LDE carnet de route p.11 1917
Après Villey-le-Sec, la Compagnie traverse la défense du camp retranché de Toul. Cantonnements à Gye.
Lundi 12 mars. ━ Durant la nuit, nous avons tous été pris de violentes coliques, je n’ai pas été épargné par le fléau.
On a dû nous donner du rata aigre. Cela n’arrête pas notre marche et c’est sur des jambes molles que nous arrivons à Blénod-les-Toul.
Le D. D. s’installe ici. Pour combien de jours ? Nul ne le sait.
Blénod-les-Toul est un village de 1.500 âmes accroché aux flancs des côtes de la Meuse. Le 117e R. Ter. l’occupe et le quartier général de la D. I. s’y installe.
Ici, comme à Maron, les jours se passent en exercices et manœuvres sur les crêtes boisées qui dominent le village. Toute la D. I. se livre à d’importantes manœuvres qui laissent présager une offensive pour le printemps prochain.
Je fais un stage de signaleur avec mon inséparable Coutant.

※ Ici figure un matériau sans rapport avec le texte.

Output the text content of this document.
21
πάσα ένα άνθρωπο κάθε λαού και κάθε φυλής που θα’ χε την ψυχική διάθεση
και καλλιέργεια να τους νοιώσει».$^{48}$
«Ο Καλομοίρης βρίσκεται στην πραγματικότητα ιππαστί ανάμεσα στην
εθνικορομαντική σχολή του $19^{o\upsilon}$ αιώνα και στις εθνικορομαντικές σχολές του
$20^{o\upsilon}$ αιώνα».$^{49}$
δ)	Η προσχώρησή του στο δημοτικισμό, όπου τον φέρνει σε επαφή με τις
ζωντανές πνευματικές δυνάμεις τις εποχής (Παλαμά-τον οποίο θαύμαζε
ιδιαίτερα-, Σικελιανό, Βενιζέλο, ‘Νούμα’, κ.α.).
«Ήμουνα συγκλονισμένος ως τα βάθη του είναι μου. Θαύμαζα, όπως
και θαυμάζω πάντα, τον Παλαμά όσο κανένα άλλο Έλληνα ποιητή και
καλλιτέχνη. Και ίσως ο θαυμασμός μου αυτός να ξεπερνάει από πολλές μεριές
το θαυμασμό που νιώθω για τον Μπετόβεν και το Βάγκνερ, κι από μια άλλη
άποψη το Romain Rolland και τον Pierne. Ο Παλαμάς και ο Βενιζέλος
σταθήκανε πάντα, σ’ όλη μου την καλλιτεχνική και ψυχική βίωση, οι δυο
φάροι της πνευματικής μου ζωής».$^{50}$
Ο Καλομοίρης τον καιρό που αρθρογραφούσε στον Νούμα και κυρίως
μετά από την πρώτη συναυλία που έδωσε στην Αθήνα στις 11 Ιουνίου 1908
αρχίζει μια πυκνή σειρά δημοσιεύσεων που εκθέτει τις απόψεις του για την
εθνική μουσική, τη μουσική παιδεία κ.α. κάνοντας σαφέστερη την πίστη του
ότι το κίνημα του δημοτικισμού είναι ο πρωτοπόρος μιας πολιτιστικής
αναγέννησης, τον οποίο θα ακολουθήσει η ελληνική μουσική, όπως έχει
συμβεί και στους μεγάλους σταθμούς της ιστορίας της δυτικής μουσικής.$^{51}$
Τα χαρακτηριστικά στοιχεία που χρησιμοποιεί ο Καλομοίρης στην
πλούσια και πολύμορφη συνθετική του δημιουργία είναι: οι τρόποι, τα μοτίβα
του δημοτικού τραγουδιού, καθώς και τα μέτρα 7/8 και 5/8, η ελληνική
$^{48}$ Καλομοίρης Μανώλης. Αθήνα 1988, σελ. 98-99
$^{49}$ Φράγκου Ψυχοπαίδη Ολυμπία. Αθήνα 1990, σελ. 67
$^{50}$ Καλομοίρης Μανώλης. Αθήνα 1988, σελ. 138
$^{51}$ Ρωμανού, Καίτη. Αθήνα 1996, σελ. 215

À l’aide de panneaux blancs, je transmets en morse des messages que me passe un officier. Du coteau on découvre tout le plateau boisé qui s’étend de la Moselle jusqu’à nous.
Dimanche 18 mars. ━ Match de football entre le D. D. et le 3e Génie 2 à 2.
Nouvelles de la Révolution russe. On en espère mieux. Le régime tsariste était en pleine décomposition et la cour infestée d’Allemands.
Mardi 20 mars. ━ L’ennemi a évacué l’Oise que réoccupent nos troupes en liaison avec les Anglais.
Cet événement fait passer un souffle d’optimisme sur l’armée. Il faut dire que depuis les 2 batailles gigantesques de Verdun et de la Somme le moral du soldat était assez éprouvé. Le soldat qui se bat n’est pas un être stupide, il comprend que de nombreux combats sont engagés inutilement ou pour des résultats qui ne valent pas la peau d’un seul homme.
Vendredi 23 mars. ━ Ordre d’embarquer pour dimanche.
La classe 17 va rejoindre les unités de combats.
Samedi 24 mars. ━ Le premier renfort de ma classe a rejoint le régiment qui se trouve dans les environs.
Mon tour ne tardera pas. Massiot, sergent de ma classe, est évidemment parti. Il a été affecté à la 2e Compagnie.
Dimanche 25 mars. ━ Contre-ordre.
On ne partira que jeudi. On est un peu désappointé. On n’aime pas le contre-ordre. Avec les beaux jours l’optimisme revient, surtout devant la perspective d’une grande offensive décisive.
Suis envahi par des furoncles. À la visite on m’exempte de service.
Jeudi 29 mars. ━ Préparatifs de depart.
Mon escouade est composée par des jeunes. L’esprit frondeur du collégien y règne. Le caporal Caron, ancien cavalier, tente mais en vain de maintenir l’ordre. La compagnie est célèbre pour sa mauvaise cuisine. Chaque repas est prétexte de scènes agitées et comiques. Nous ne mangeons que du rata et de la viande qui s’étire comme du caoutchouc.
Nous ramassons du pissenlit dans les prairies, ce qui nous procure un plat d’herbe abondant et sain.
À l’escouade nous arrive un nouveau. C’est un caporal, nommé Barcelot, ancien sergent cassé qui ne tardera pas à reprendre ses galons perdus.
À 6 h. 30 du soir, sous une pluie permanente, la Compagnie se dirige vers la gare d’embarquement.
Dans une nuit d’encre et sur un terrain boueux les sections s’alignent face aux wagons. Par une heureuse chance le seul wagon de voyageur stationne devant notre section.
La pluie tombe toujours droite et glacée. Posons nos sacs à terre et attendons l’ordre d’embarquer.
Le temps passe, les heures s’écoulent et l’ordre ne vient pas. En troupeau parqué et docile, les soldats piétinent dans l’eau qui monte.
Il est 11 heures, la nuit est saturée d’eau, nos capotes s’alourdissent et ruissellent, la boue monte toujours.